Senaryosunu Alberto Marini'nin yazdığı ve yönetmen koltuğunda da, ciddi anlamdaki ilk çıkışını "[Rec]" (2007) ile yapmış olan Jaume Balagueró'nun oturmakta olduğu “Mientras duermes / Sleep Tight”; psikolojik bir gerilim olarak geliyor karşımıza...
Gelin isterseniz, 5 milyon dolarlık bir bütçeyle çekilerek; 23 Eylül 2011 tarihindeki dünya prömiyeri, ABD'deki Fantastic Fest'de yapılan ve brüt 8.7 milyon dolarlık hasılat rakamıyla da, talihsiz bir biçimde gişeye çakılmış olan bu filme biraz daha yakından bakalım...
***
Film, teknik dahil sakinlerinin her türden sorunlarıyla da yakından ilgilendiği bir apartmanda; kapıcı olarak çalışmakta ve binadaki tüm dairelerin yedek anahtarlarını da kendi anahtar dolabında bulundurmakta olan başrol karakterlerinden, tehlikeli psikopat César'ın (Luis Tosar):
"Mutluluk... Benim sorunum işte bu... Mutlu olamıyorum... Hiç olmadım... Başıma iyi şeyler geldiğinde dahi mutlu olamıyorum...
Her sabah gözlerinizi, hiç motivasyonunuz olmadan açmanın ne demek olduğunu; tahmin bile edemezsiniz...
Tek bir sebep için harcadığım gayret... Sadece bir sebep... Her şeyin yok olmasını engellemek için bir sebep... İnanın bana, elimden gelenin en iyisini yapıyorum... En iyisini... Hem de hayatımın her günü..."
Şeklindeki, mevcut dengesiz ruh halini açıkça tanımlayan; ama yakın çevresindeki "kimseciklerin / zavallıların" haberdar olmadıkları, samimi itiraflarıyla başlar...
***
- Pazartesi -
Uzunca bir süredir olduğu şekilde dairesine gizlice girdiği Clara'nın (Marta Etura) yanında yatmakta olan César, sabahın beşinde uyanarak; zemin katındaki kendi dairesinde duşunu alarak iş kıyafetlerini giyinip, binanın lobisindeki görev yerine geçerken Clara'da, geceden kurduğu saatin çalması sonrasında 7:45'de yataktan çıkmaktadır...

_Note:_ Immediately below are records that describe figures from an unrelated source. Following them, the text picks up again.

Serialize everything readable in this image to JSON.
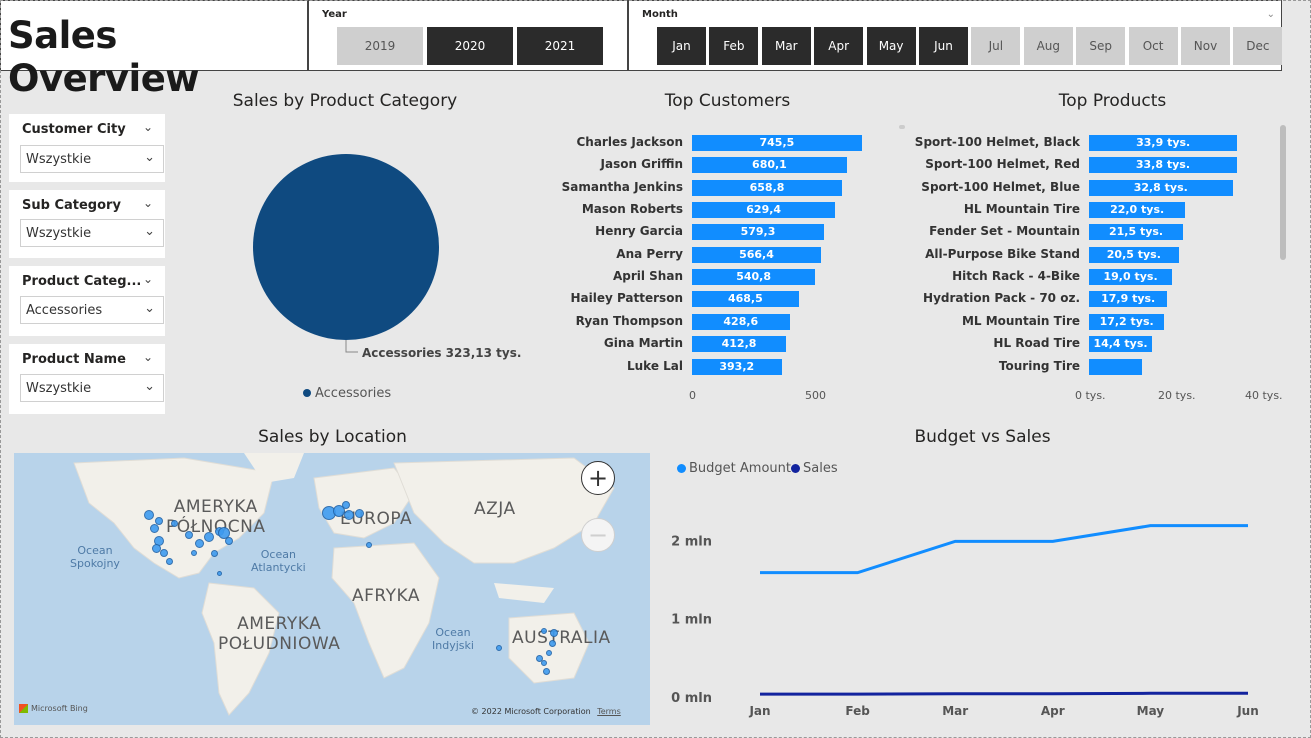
{
  "header": {
    "title": "Sales Overview"
  },
  "year_slicer": {
    "label": "Year",
    "options": [
      {
        "label": "2019",
        "selected": false
      },
      {
        "label": "2020",
        "selected": true
      },
      {
        "label": "2021",
        "selected": true
      }
    ]
  },
  "month_slicer": {
    "label": "Month",
    "options": [
      {
        "label": "Jan",
        "selected": true
      },
      {
        "label": "Feb",
        "selected": true
      },
      {
        "label": "Mar",
        "selected": true
      },
      {
        "label": "Apr",
        "selected": true
      },
      {
        "label": "May",
        "selected": true
      },
      {
        "label": "Jun",
        "selected": true
      },
      {
        "label": "Jul",
        "selected": false
      },
      {
        "label": "Aug",
        "selected": false
      },
      {
        "label": "Sep",
        "selected": false
      },
      {
        "label": "Oct",
        "selected": false
      },
      {
        "label": "Nov",
        "selected": false
      },
      {
        "label": "Dec",
        "selected": false
      }
    ]
  },
  "filters": [
    {
      "label": "Customer City",
      "value": "Wszystkie"
    },
    {
      "label": "Sub Category",
      "value": "Wszystkie"
    },
    {
      "label": "Product Categ...",
      "value": "Accessories"
    },
    {
      "label": "Product Name",
      "value": "Wszystkie"
    }
  ],
  "colors": {
    "bar": "#118dff",
    "pie": "#0f4a80",
    "budget_line": "#118dff",
    "sales_line": "#12239e",
    "selected_btn": "#2b2b2b"
  },
  "chart_data": [
    {
      "type": "pie",
      "title": "Sales by Product Category",
      "slices": [
        {
          "label": "Accessories",
          "value": 323.13,
          "display": "Accessories 323,13 tys."
        }
      ],
      "legend": [
        "Accessories"
      ]
    },
    {
      "type": "bar",
      "orientation": "horizontal",
      "title": "Top Customers",
      "categories": [
        "Charles Jackson",
        "Jason Griffin",
        "Samantha Jenkins",
        "Mason Roberts",
        "Henry Garcia",
        "Ana Perry",
        "April Shan",
        "Hailey Patterson",
        "Ryan Thompson",
        "Gina Martin",
        "Luke Lal"
      ],
      "values": [
        745.5,
        680.1,
        658.8,
        629.4,
        579.3,
        566.4,
        540.8,
        468.5,
        428.6,
        412.8,
        393.2
      ],
      "value_labels": [
        "745,5",
        "680,1",
        "658,8",
        "629,4",
        "579,3",
        "566,4",
        "540,8",
        "468,5",
        "428,6",
        "412,8",
        "393,2"
      ],
      "xlim": [
        0,
        900
      ],
      "xticks": [
        "0",
        "500"
      ]
    },
    {
      "type": "bar",
      "orientation": "horizontal",
      "title": "Top Products",
      "categories": [
        "Sport-100 Helmet, Black",
        "Sport-100 Helmet, Red",
        "Sport-100 Helmet, Blue",
        "HL Mountain Tire",
        "Fender Set - Mountain",
        "All-Purpose Bike Stand",
        "Hitch Rack - 4-Bike",
        "Hydration Pack - 70 oz.",
        "ML Mountain Tire",
        "HL Road Tire",
        "Touring Tire"
      ],
      "values": [
        33.9,
        33.8,
        32.8,
        22.0,
        21.5,
        20.5,
        19.0,
        17.9,
        17.2,
        14.4,
        12.0
      ],
      "value_labels": [
        "33,9 tys.",
        "33,8 tys.",
        "32,8 tys.",
        "22,0 tys.",
        "21,5 tys.",
        "20,5 tys.",
        "19,0 tys.",
        "17,9 tys.",
        "17,2 tys.",
        "14,4 tys.",
        ""
      ],
      "xlim": [
        0,
        40
      ],
      "xticks": [
        "0 tys.",
        "20 tys.",
        "40 tys."
      ]
    },
    {
      "type": "line",
      "title": "Budget vs Sales",
      "categories": [
        "Jan",
        "Feb",
        "Mar",
        "Apr",
        "May",
        "Jun"
      ],
      "series": [
        {
          "name": "Budget Amount",
          "values": [
            1.6,
            1.6,
            2.0,
            2.0,
            2.2,
            2.2
          ]
        },
        {
          "name": "Sales",
          "values": [
            0.05,
            0.05,
            0.055,
            0.055,
            0.06,
            0.06
          ]
        }
      ],
      "ylim": [
        0,
        2.4
      ],
      "yticks": [
        "0 mln",
        "1 mln",
        "2 mln"
      ]
    }
  ],
  "map": {
    "title": "Sales by Location",
    "regions": [
      "AMERYKA PÓŁNOCNA",
      "EUROPA",
      "AZJA",
      "AFRYKA",
      "AMERYKA POŁUDNIOWA",
      "AUSTRALIA"
    ],
    "region_lines": {
      "north_america": [
        "AMERYKA",
        "PÓŁNOCNA"
      ],
      "south_america": [
        "AMERYKA",
        "POŁUDNIOWA"
      ]
    },
    "oceans": {
      "pacific": [
        "Ocean",
        "Spokojny"
      ],
      "atlantic": [
        "Ocean",
        "Atlantycki"
      ],
      "indian": [
        "Ocean",
        "Indyjski"
      ]
    },
    "zoom_in": "+",
    "zoom_out": "−",
    "bing": "Microsoft Bing",
    "copyright": "© 2022 Microsoft Corporation",
    "terms": "Terms"
  }
}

Binadaki kiracılardan birinin kızı olup, César'ın Clara'ya ilişkin gayri ahlaki icraatlarından uzunca bir süredir haberdar olan Ursula (Iris Almeida) ise; sabah babası (Pep Tosar) ve erkek kardeşiyle (Iker López) beraber okula giderken, asansörün çıkışındaki masasında oturan César'dan 60 Avroluk sus payını almayı da ihmal etmemektedir...
***
Banyoda temizlenip paklanarak giyinen Clara, işine gitmek üzere binadan çıkış yaparken; erkenden kalkıp köpeklerini gezdiren daire 3 A'daki Bayan Veronica'da (Petra Martínez), giriş yapmaktadır...
***
Sabahki işlerini derleyip toparlayan César öğlenden sonra bir ara, hastanede yatmakta olan annesinin (Margarita Roset) ziyaretine gider...

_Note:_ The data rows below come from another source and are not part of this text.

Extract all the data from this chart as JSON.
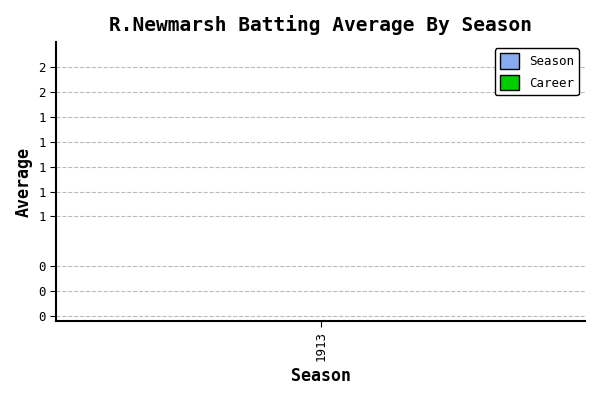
{
  "title": "R.Newmarsh Batting Average By Season",
  "xlabel": "Season",
  "ylabel": "Average",
  "x_ticks": [
    1913
  ],
  "x_tick_labels": [
    "1913"
  ],
  "xlim": [
    1912.5,
    1913.5
  ],
  "season_color": "#88aaee",
  "career_color": "#00cc00",
  "bg_color": "#ffffff",
  "plot_bg_color": "#ffffff",
  "grid_color": "#bbbbbb",
  "legend_labels": [
    "Season",
    "Career"
  ],
  "font_family": "monospace",
  "title_fontsize": 14,
  "label_fontsize": 12,
  "tick_fontsize": 9,
  "y_positions": [
    0.0,
    0.025,
    0.05,
    0.1,
    0.125,
    0.15,
    0.175,
    0.2,
    0.225,
    0.25
  ],
  "y_labels": [
    "0",
    "0",
    "0",
    "1",
    "1",
    "1",
    "1",
    "1",
    "2",
    "2"
  ],
  "ylim": [
    -0.005,
    0.275
  ]
}
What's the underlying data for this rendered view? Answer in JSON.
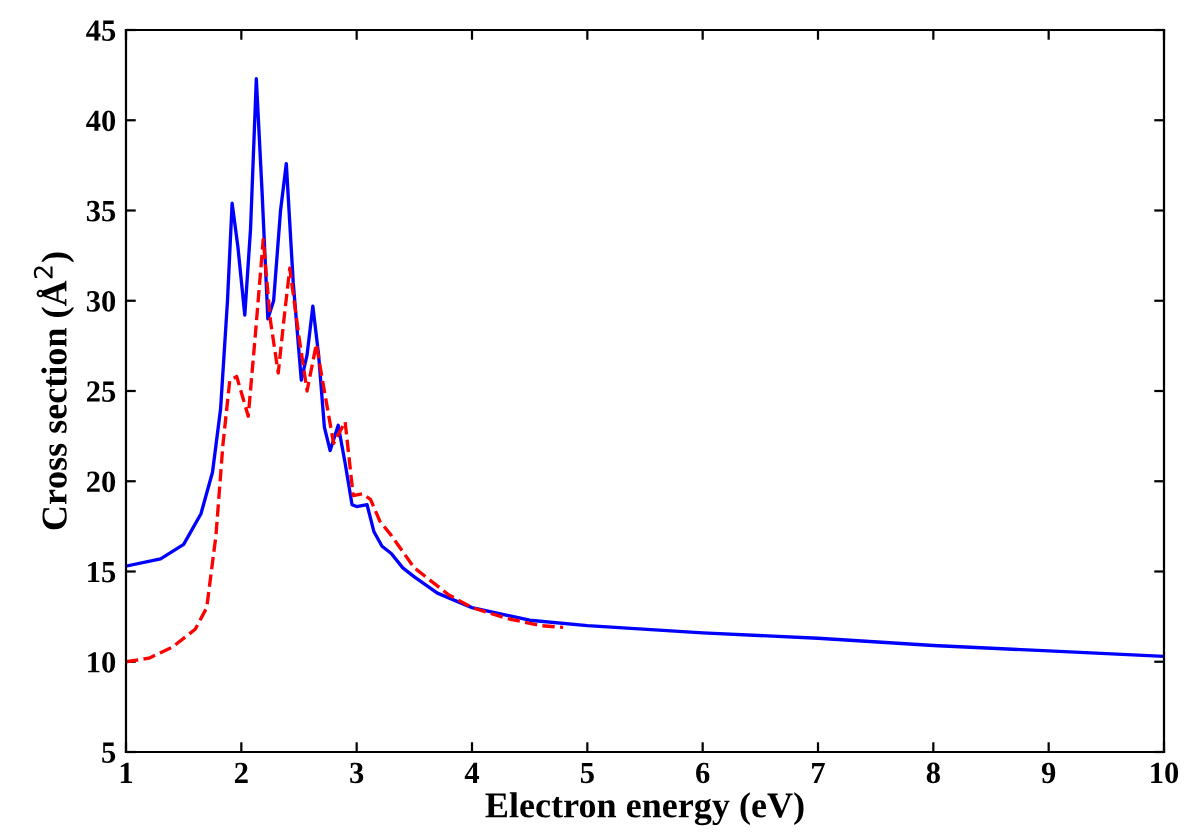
{
  "chart_data": {
    "type": "line",
    "xlabel": "Electron energy (eV)",
    "ylabel": "Cross section (Å$^{2}$)",
    "xlim": [
      1,
      10
    ],
    "ylim": [
      5,
      45
    ],
    "xticks": [
      1,
      2,
      3,
      4,
      5,
      6,
      7,
      8,
      9,
      10
    ],
    "yticks": [
      5,
      10,
      15,
      20,
      25,
      30,
      35,
      40,
      45
    ],
    "grid": false,
    "legend": false,
    "series": [
      {
        "color": "#0000ff",
        "line_style": "solid",
        "x": [
          1.0,
          1.3,
          1.5,
          1.65,
          1.75,
          1.82,
          1.88,
          1.92,
          1.97,
          2.03,
          2.08,
          2.13,
          2.18,
          2.23,
          2.28,
          2.34,
          2.39,
          2.45,
          2.52,
          2.57,
          2.62,
          2.67,
          2.72,
          2.77,
          2.84,
          2.9,
          2.96,
          3.0,
          3.09,
          3.15,
          3.22,
          3.3,
          3.4,
          3.5,
          3.7,
          4.0,
          4.5,
          5,
          6,
          7,
          8,
          9,
          10
        ],
        "values": [
          15.3,
          15.7,
          16.5,
          18.2,
          20.5,
          24,
          30,
          35.4,
          33,
          29.2,
          34,
          42.3,
          36,
          29.0,
          30,
          35,
          37.6,
          31,
          25.6,
          27,
          29.7,
          27,
          23,
          21.7,
          23.1,
          21,
          18.7,
          18.6,
          18.7,
          17.2,
          16.4,
          16.0,
          15.2,
          14.7,
          13.8,
          13.0,
          12.3,
          12.0,
          11.6,
          11.3,
          10.9,
          10.6,
          10.3
        ]
      },
      {
        "color": "#ff0000",
        "line_style": "dashed",
        "x": [
          1.0,
          1.2,
          1.4,
          1.6,
          1.7,
          1.78,
          1.84,
          1.9,
          1.96,
          2.06,
          2.12,
          2.19,
          2.25,
          2.32,
          2.37,
          2.42,
          2.5,
          2.57,
          2.65,
          2.72,
          2.8,
          2.9,
          2.97,
          3.05,
          3.12,
          3.2,
          3.3,
          3.5,
          3.8,
          4.0,
          4.3,
          4.6,
          4.79
        ],
        "values": [
          10.0,
          10.2,
          10.8,
          11.8,
          13,
          17,
          22,
          25.6,
          25.8,
          23.6,
          28,
          33.4,
          29,
          26.0,
          29,
          31.8,
          28,
          25.0,
          27.6,
          25,
          22.1,
          23.3,
          19.2,
          19.3,
          19.0,
          17.8,
          17.0,
          15.2,
          13.7,
          13.0,
          12.4,
          12.0,
          11.9
        ]
      }
    ]
  }
}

Ki bu durum, koyduğu kurallara ve verdiği talimatlara, sıkı sıkıya bağlı olan bina yöneticisinin (Oriol Genís); yerini boş bırakan César'ı,"Bu son" diyerek uyarmasına yol açarken, bir komşusunun doğum günü partisine katılacak olması nedeniyle César'dan köpeklerine akşam yemeklerini vermesini isteyecek Bayan Veronica'nın araya girmesiyle uyarı, en azından o an için havada kalmış gibi olacaktır...
Ama Bayan Veronica'nın, César'dan talep edeceği önemli ricalarından bir diğeri de; çok hassas bir sindirim sistemine sahip olan köpeklerinden Rocio'ya, sadece onun özel mamasından ve iki kap vermesidir...
Yoksa biraz yaşlanmış da olan Rocio, hemencecik ishal oluvermektedir...
***
Akşam üzeri...
Binanın ve özellikle de, birkaç kişinin (Ruben Ametllé ve Xavier Calvet) ofis olarak kullandıkları bir dairenin temizliğinden sorumlu olan kadın (Amparo Fernández) ile oğlu (Roger Morilla) gelerek temizliğe başlarlar...
Böylelikle de, günlük mesaisini tamamlayan César, Clara'nın kendisi henüz dönüp evine gelmeden; kadının 5 B'deki dairesinin, yatak odasındaki karyolanın altındaki yerini alıverir...
Clara uyur uyumaz karyolanın altından çıkan César, kloroform koklattığı Clara'nın daha da derin bir uykuya dalmasını sağlayarak; banyo dolabındaki makyaj malzemeleri ile şampuanlarının içerisine "sodyum hidroksit (öteki adıyla kostik)" enjekte etmekte ve dolabın altındaki böcek ilaçları sayesinde de Clara'nın böceklerden, fazlasıyla korkarak titizlenmekte olduğunu da öğrenmektedir...
***
- Salı -
Bir önceki gün gibi, bu kez kadının diş fırçasıyla dişlerini fırçalamasına ilaveten yatağının baş ucundaki dolabın üzerindeki kol saatini de cebine atarak Clara'nın dairesinden ayrılan César yine; rüşvet olarak kendisinden, "yetişkin film" kaseti isteyecek ve sus payını 100 Avro'ya yükseltecek olan karşı dairenin afacan kızı Ursula'ya enselenecektir...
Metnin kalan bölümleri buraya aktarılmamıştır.